Generations United believes that public policy should meet the needs of all generations and that resources are more wisely used when they connect generations rather than separate them. Generations United promotes an intergenerational approach to framing public policies that impact children, youth and older adults. To find out more about how we determine the impact of intergenerational policies across the generations, see our Impact Assessment for Intergenerational Legislation.
Policy issues are examined by looking at the impact across the entire life span and how they affect the whole of society and multigenerational interactions. Generations United recognizes a public policy issue as intergenerational when it either:
- Incorporates an intergenerational approach to addressing an issue
- Has an impact across the generations
For the past 25 years, Generations United has advocated for policies that improve the quality of life for all generations and value the contribution that all generations can make in society. Generations United challenges and changes the way policymakers think about policy by promoting an intergenerational approach to meet the needs of young and old. Generations United has successfully made an impact on the following pieces of legislation:
2003: Including provisions in the American Dream Downpayment Act to improve access and availability of housing for grandfamilies (LEGACY)
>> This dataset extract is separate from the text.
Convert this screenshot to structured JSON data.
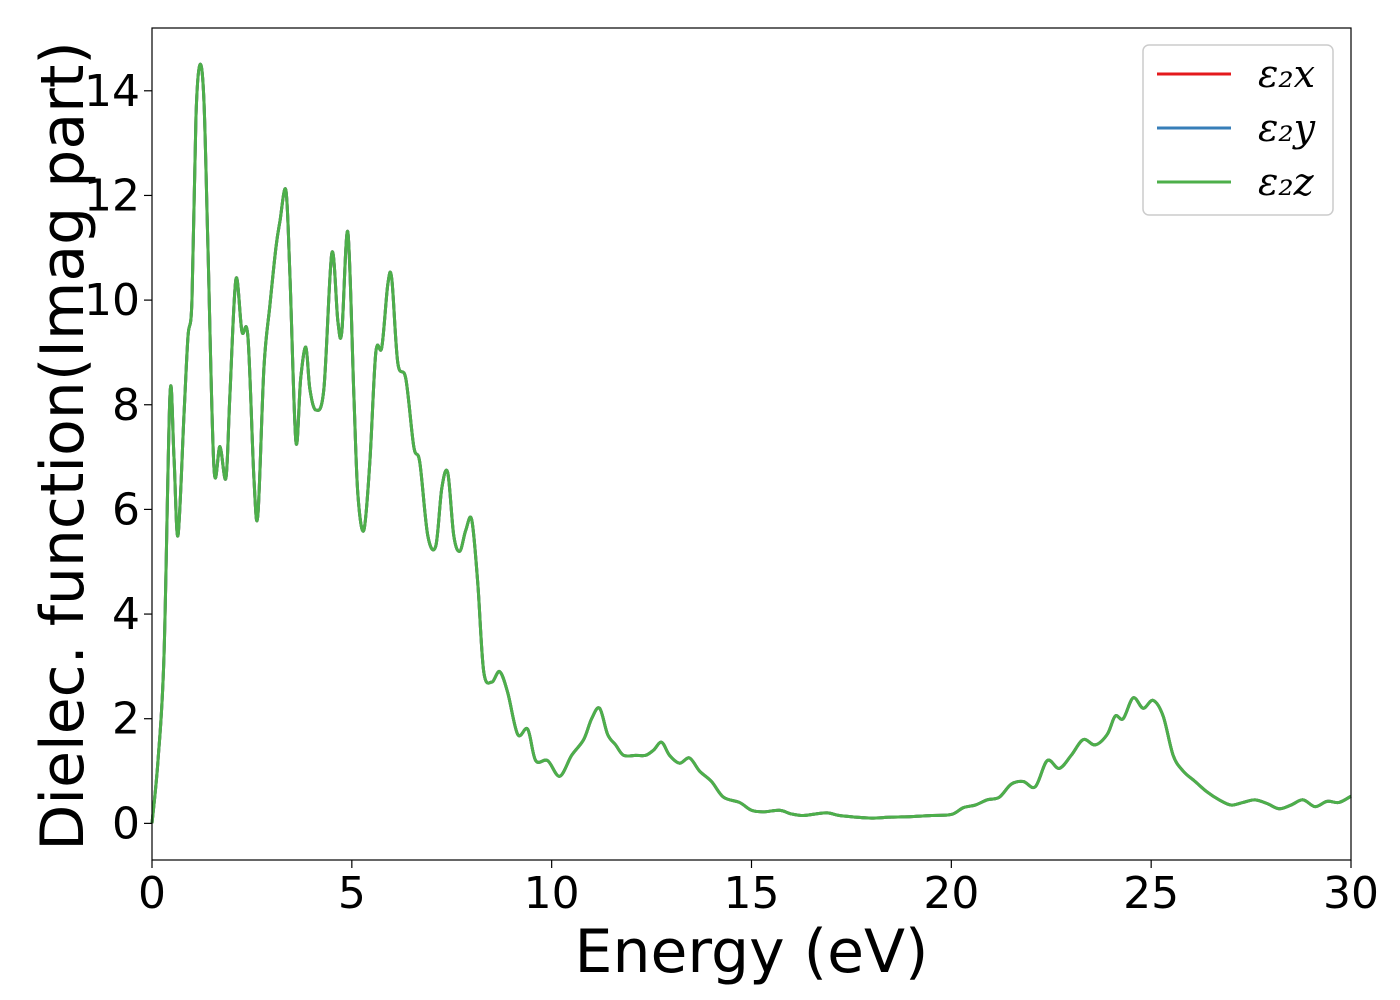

2006: Authorizing the inclusion of multigenerational civic engagement opportunities in the Older Americans Act (OAA) and recommending the use of a multigenerational coordinator. A multigenerational coordinator is someone who nurtures productive, sustainable working relationships between individuals from older and younger generations. This is the first time that the law defined this role.
2006: Lowering the age limit for the National Family Caregiver Support Act in the Older Americans Act from 60 to 55 for grandparents and other relatives raising children to qualify for supportive services.
2008: Help to ensure that children in foster care maintain family connections in the Fostering Connections to Success and Increasing Adoption Act. The bill is a significant recognition of the contribution grandparents and other relatives make in raising the nation’s children.